Yes -- his sincere love of Abbi is really one of the best things about him.
Yeah, I mean, he really does love her, and doesn't get that she...hates him? Which I find so endearing, as much as it is annoying and frustrating. He means well, he's just an idiot. I love characters like that -- who are well-meaning but are complete screw-ups. You know, this is the second episode this year where we see Bevers outside of the apartment; in the first season, I don't think we ever saw him out of the apartment. And we wanted to play, also, with the fact that we never see Melody, and this is a boat that Melody invited her on, and we wanted to kind of see Bevers in a different light as well.
I had a question about Melody too, but this might be a secret of the writers' room that you can't answer. Obviously, she's going to be a character, like Vera or Maris, that we never see, but how much do the writers know about her? I feel like this episode was the most backstory on her that we've gotten.
I'd say a lot! For someone who's never been on the show, we know a lot about her. And there's been talk about how to play with her, and I think that'll be an ongoing discussion, because it's really fun to have this roommate who's never around -- and also very real.
There's definitely a discrepancy between Abbi and Melody's financial situations, and that seems to be a frustration for Abbi too, like, "Just move out, you have money! What's your problem?"
Yeah, exactly. Abbi feels like Melody should have her own place, but she's never around. And that's another thing to play with: those first-year lawyers are never home, they're always at work.
Gif: Previously.TV

Gif: Previously.TV

The places where all the people on the boat were having sex: was that based on knowledge of booze cruise boat floor plans, or...?
The fact that people were having sex is based on knowledge of booze cruises. The actual locations, some of those were, I think, found on set. We wanted to have the woman who let them on the boat in a three-way--
Gif: Previously.TV

Gif: Previously.TV

With the balloons!
I thought it was an amazing touch to have the balloons with her.
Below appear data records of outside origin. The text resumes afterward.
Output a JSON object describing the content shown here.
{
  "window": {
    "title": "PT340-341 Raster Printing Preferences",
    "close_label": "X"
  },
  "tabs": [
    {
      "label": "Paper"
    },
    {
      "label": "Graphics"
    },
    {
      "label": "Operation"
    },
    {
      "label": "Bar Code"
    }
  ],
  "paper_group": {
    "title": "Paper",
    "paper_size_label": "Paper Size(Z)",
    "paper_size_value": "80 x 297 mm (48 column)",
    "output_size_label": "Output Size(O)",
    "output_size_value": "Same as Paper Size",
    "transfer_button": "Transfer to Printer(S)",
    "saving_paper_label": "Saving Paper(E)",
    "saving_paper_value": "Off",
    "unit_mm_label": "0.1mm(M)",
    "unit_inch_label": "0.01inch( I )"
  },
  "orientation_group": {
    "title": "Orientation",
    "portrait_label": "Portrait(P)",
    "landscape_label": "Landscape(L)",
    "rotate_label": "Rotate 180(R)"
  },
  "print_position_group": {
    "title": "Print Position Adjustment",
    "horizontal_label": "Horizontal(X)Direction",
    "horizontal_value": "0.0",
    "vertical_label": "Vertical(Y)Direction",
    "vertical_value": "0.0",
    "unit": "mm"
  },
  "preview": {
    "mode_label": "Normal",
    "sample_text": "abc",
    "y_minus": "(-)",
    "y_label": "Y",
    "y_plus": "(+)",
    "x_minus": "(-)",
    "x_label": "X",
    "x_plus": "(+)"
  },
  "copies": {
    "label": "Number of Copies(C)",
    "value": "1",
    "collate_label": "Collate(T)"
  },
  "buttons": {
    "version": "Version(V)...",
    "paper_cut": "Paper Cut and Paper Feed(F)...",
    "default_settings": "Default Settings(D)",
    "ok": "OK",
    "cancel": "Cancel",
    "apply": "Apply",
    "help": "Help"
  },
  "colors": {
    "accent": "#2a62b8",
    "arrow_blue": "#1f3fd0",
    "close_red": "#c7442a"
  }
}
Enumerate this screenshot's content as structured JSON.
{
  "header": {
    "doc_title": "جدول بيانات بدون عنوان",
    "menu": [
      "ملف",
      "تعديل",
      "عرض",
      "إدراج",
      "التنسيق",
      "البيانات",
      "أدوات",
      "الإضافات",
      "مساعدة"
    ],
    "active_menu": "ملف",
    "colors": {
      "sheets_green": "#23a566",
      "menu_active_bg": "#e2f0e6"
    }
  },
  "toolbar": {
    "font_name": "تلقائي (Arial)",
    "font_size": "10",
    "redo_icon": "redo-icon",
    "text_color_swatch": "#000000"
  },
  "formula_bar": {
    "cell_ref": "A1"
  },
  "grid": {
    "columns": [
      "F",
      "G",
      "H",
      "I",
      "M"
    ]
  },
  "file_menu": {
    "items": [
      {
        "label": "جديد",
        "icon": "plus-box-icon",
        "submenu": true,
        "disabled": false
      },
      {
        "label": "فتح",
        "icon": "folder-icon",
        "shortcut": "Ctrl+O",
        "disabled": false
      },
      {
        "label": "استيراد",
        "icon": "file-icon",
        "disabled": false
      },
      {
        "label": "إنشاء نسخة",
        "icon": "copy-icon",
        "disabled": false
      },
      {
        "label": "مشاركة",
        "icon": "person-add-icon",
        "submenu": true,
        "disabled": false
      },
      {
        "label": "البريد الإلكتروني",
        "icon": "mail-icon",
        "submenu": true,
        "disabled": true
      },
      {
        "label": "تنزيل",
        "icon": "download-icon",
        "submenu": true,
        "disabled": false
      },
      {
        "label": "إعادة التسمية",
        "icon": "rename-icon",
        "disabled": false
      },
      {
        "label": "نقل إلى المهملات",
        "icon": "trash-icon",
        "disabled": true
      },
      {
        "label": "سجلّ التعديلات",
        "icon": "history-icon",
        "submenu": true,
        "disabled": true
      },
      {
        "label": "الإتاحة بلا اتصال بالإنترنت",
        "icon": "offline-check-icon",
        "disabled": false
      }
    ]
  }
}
To have the guy that Jaime kisses getting blown later was something we really wanted to do. We were trying to show the secret lives of some of these characters in the background.
Gif: Previously.TV

Gif: Previously.TV

The casting of all of those people -- the wardrobe does some of the work, but they really all looked like midtown assholes!
I know! That's something I'm constantly amazed at on Broad City: the production people. They do such great work.
The flag contact lenses: explain.
Gif: Previously.TV

Gif: Previously.TV

I can't remember who pitched that idea: I want to say it was Ilana. She thought it would just be so crazy to just end the show zooming in on Jaime's American-flag contact lenses, and it truly was! It's truly bizarre. I think the original idea was to have it be, like, a good minute- or two-minute-long shot, a really slow zoom on it so it fills the screen. I'm assuming it was cut for time, but that was the original idea, very strange and surreal.
Two last questions that we ask everybody. First, what is the most formative TV show of your life?
Oh my god. The most formative TV show of my life. You know what? Amusingly, it's The A Team, and the reason is, I, as a child, I think, first realized what story structure was, because it came on at 8 o'clock, and at 8:40, the A Team was always building something. So I started to realize, "Oh, these are all the same. No matter what's happening, they're all kind of the same," and I think it was my first understanding of writing, weirdly. So I think I would have to say The A Team.
That's a great answer. And what is your favourite show, leaving off ones you have actually worked on?
Probably Veep -- I think Veep is doing shit that nobody else is even getting close to. So good. There's nothing like those characters and the way that they do that show is amazing. They just put themselves in holes, like, "Well, I don't know how you're going to get out of this," and it's so fun. I can't wait to see her as President next season.